Frank Pignanelli & LaVarr Webb: As spring arrives, our thoughts on all the hot topics
Jeffrey D. Allred, Deseret News
Spring has finally arrived — along with pollen and mold infestations. In both weather and politics, good things sometimes come with a little bad, and vice versa. With itchy eyes, we address a few current topics.
Will the legislature override the governor's veto of legislation that would have allowed Utahns to carry concealed weapons without permits?
Pignanelli: "There are times when even the most potent governor must wink at transgression, in order to preserve the laws inviolate for the future." — Herman Melville
Gov. Gary Herbert is morphing into the wise old schoolmarm who deftly handles unruly schoolchildren, with the occasional spanking.
His response to controversial legislation is getting better and better. HB477 (2011) was initially bungled but his GRAMA work group performed well and deserves credit for enhancing government accountability. He seemed distraught over the veto of the sex education bill (2012). But, last week he gave the gun bill a quick review with little consternation, then spanked legislators for misbehavior.

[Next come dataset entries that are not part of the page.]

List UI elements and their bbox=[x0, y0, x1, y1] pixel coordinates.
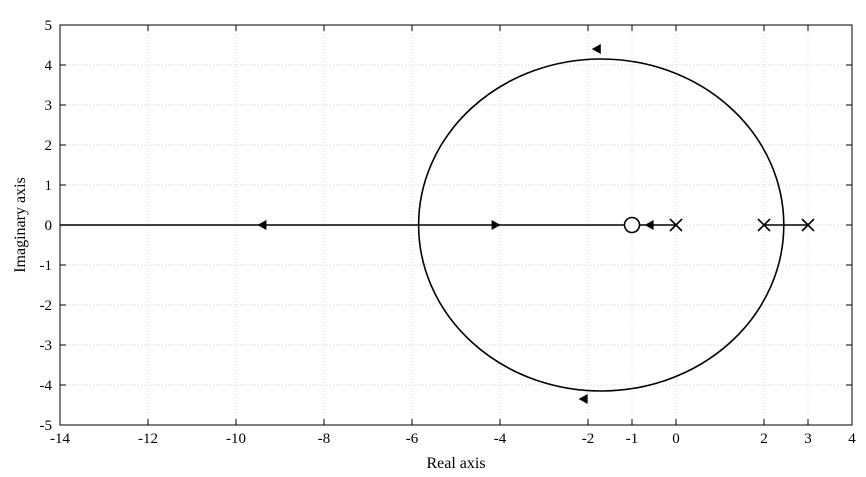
x-tick-label: -4 bbox=[494, 431, 507, 447]
y-tick-label: 2 bbox=[45, 138, 53, 154]
direction-arrow bbox=[644, 220, 654, 230]
y-axis-title: Imaginary axis bbox=[12, 177, 29, 273]
y-tick-label: -1 bbox=[40, 258, 53, 274]
pole-zero-markers bbox=[623, 216, 815, 234]
y-tick-label: -5 bbox=[40, 418, 53, 434]
x-tick-label: -14 bbox=[50, 431, 70, 447]
x-tick-label: -12 bbox=[138, 431, 158, 447]
x-tick-label: 3 bbox=[804, 431, 812, 447]
x-tick-label: -6 bbox=[406, 431, 419, 447]
y-tick-label: 1 bbox=[45, 178, 53, 194]
x-tick-label: 4 bbox=[848, 431, 856, 447]
y-tick-label: 5 bbox=[45, 18, 53, 34]
y-tick-label: 3 bbox=[45, 98, 53, 114]
direction-arrow bbox=[591, 44, 601, 54]
x-tick-label: 2 bbox=[760, 431, 768, 447]
x-tick-label: -2 bbox=[582, 431, 595, 447]
direction-arrow bbox=[491, 220, 501, 230]
direction-arrow bbox=[257, 220, 267, 230]
y-tick-label: -4 bbox=[40, 378, 53, 394]
x-tick-label: -8 bbox=[318, 431, 331, 447]
y-tick-label: -3 bbox=[40, 338, 53, 354]
x-tick-label: -10 bbox=[226, 431, 246, 447]
y-tick-label: 0 bbox=[45, 218, 53, 234]
y-tick-label: 4 bbox=[45, 58, 53, 74]
x-tick-label: -1 bbox=[626, 431, 639, 447]
x-tick-label: 0 bbox=[672, 431, 680, 447]
pole-marker bbox=[757, 218, 771, 232]
pole-marker bbox=[801, 218, 815, 232]
zero-marker bbox=[623, 216, 641, 234]
y-tick-label: -2 bbox=[40, 298, 53, 314]
x-axis-title: Real axis bbox=[426, 455, 485, 472]
direction-arrow bbox=[578, 394, 588, 404]
pole-marker bbox=[669, 218, 683, 232]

The supposed origin behind HB76 was the arrest of a rancher who inadvertently allowed a winter coat to cover his firearm. There were rumors on Capitol Hill that no such person exists and gun activists have weighed in on either side, limiting political blowback. These are considerations for lawmakers' deliberations in challenging Herbert. Furthermore, legislators will be judging a matter outside a legislative session where sharp elbows and a herd mentality can influence decision-making. Many lawmakers do not want another public debate on the matter and will quietly express their opposition to additional discussions — thereby preventing the veto override.

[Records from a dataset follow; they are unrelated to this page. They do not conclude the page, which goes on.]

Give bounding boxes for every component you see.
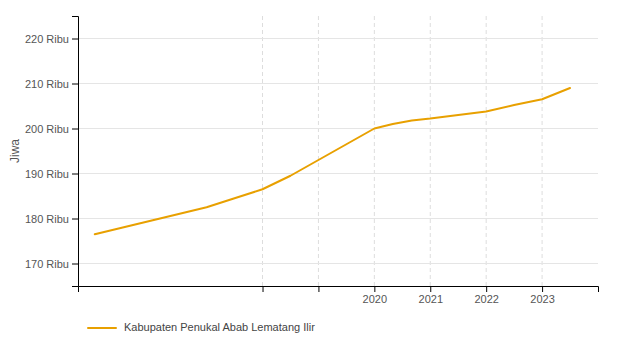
y-axis-title: Jiwa: [8, 139, 22, 163]
y-grid-line: [78, 173, 598, 174]
x-grid-line: [430, 16, 431, 286]
y-axis-tick: 220 Ribu: [25, 33, 78, 45]
x-axis-tick-mark: [542, 286, 543, 292]
x-grid-line: [262, 16, 263, 286]
x-grid-line: [318, 16, 319, 286]
x-axis-tick-label: 2021: [419, 293, 443, 305]
x-axis-tick-mark: [318, 286, 319, 292]
x-axis-tick-mark: [263, 286, 264, 292]
x-grid-line: [374, 16, 375, 286]
y-axis-line: [72, 17, 79, 287]
y-axis: 170 Ribu 180 Ribu 190 Ribu 200 Ribu 210 Ribu…: [25, 17, 79, 287]
legend-swatch: [88, 327, 116, 329]
y-axis-tick-label: 190 Ribu: [25, 168, 69, 180]
x-axis-tick: 2022: [474, 286, 498, 305]
x-axis-tick-label: 2022: [474, 293, 498, 305]
y-axis-tick-label: 180 Ribu: [25, 213, 69, 225]
x-grid-line: [486, 16, 487, 286]
x-axis-tick-mark: [486, 286, 487, 292]
x-axis-tick: [263, 286, 264, 292]
x-axis-tick: 2020: [363, 286, 387, 305]
y-axis-tick-mark: [72, 84, 78, 85]
y-axis-tick-mark: [72, 129, 78, 130]
legend-label: Kabupaten Penukal Abab Lematang Ilir: [124, 321, 315, 333]
x-axis-line: [79, 287, 599, 293]
y-grid-line: [78, 263, 598, 264]
y-axis-tick-label: 210 Ribu: [25, 78, 69, 90]
y-axis-tick: 210 Ribu: [25, 78, 78, 90]
y-axis-tick-label: 200 Ribu: [25, 123, 69, 135]
series-line: [95, 88, 570, 234]
y-axis-tick: 170 Ribu: [25, 258, 78, 270]
x-axis-tick: [318, 286, 319, 292]
y-axis-tick-mark: [72, 264, 78, 265]
y-grid-line: [78, 38, 598, 39]
y-axis-tick: 180 Ribu: [25, 213, 78, 225]
x-axis-tick-label: 2020: [363, 293, 387, 305]
y-grid-line: [78, 83, 598, 84]
x-axis-tick-mark: [430, 286, 431, 292]
y-grid-line: [78, 128, 598, 129]
x-axis-tick: 2023: [530, 286, 554, 305]
marks: [95, 88, 570, 234]
y-axis-tick-mark: [72, 219, 78, 220]
grid: [78, 16, 598, 286]
x-axis-tick-mark: [374, 286, 375, 292]
x-axis-tick: 2021: [419, 286, 443, 305]
plot-area: 2020 2021 2022 2023 170 Ribu 180 Ribu 190 Ribu…: [25, 16, 599, 305]
x-axis: 2020 2021 2022 2023: [79, 286, 599, 305]
y-axis-tick-label: 170 Ribu: [25, 258, 69, 270]
x-grid-line: [542, 16, 543, 286]
legend: Kabupaten Penukal Abab Lematang Ilir: [88, 321, 315, 333]
x-axis-tick-label: 2023: [530, 293, 554, 305]
legend-item: Kabupaten Penukal Abab Lematang Ilir: [88, 321, 315, 333]
y-axis-tick: 190 Ribu: [25, 168, 78, 180]
chart: 2020 2021 2022 2023 170 Ribu 180 Ribu 190 Ribu…: [0, 0, 620, 348]
y-axis-tick-mark: [72, 174, 78, 175]
y-axis-tick-label: 220 Ribu: [25, 33, 69, 45]
y-axis-tick-mark: [72, 39, 78, 40]
y-axis-tick: 200 Ribu: [25, 123, 78, 135]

Webb: Gun rights activists are putting a lot of pressure on legislators, but it's likely the veto will stand. Some lawmakers who voted for the legislation against their better judgment are secretly pleased the governor vetoed it. I own a half dozen guns, although I've never been interested in obtaining a concealed carry permit. At least under current law, if a law-abiding citizen is carrying a concealed weapon, we know that person has had some screening and training via the permitting process.
Certainly, the permit requirement isn't going to prevent criminals from carrying guns. But allowing almost anyone to carry a hidden weapon undoubtedly means more people who shouldn't be packing weapons will do so — young people, borderline criminals, some with semi-serious mental health problems. Having that admittedly low barrier of the permitting process makes it just a little harder for someone who probably shouldn't be carrying a concealed weapon to do so.
Mitt Romney has made a reemergence on the national scene through appearances on talk shows, speeches at conservative conventions and now will be hosting a pricey Republican policy festival at Park City in June. Is there a role for Romney in national politics?
Pignanelli: I could be snotty and answer the question with the following: "It depends on which Mitt Romney shows up." However, this is Easter Sunday, and I will avoid such nastiness. Gov. Romney is an articulate intelligent politician who could impact national discussions if he continually provides a thoughtful detailed plan on how our economy could be revitalized. By illustrating such guidance, a future Republican president could appoint him to a high-profile position.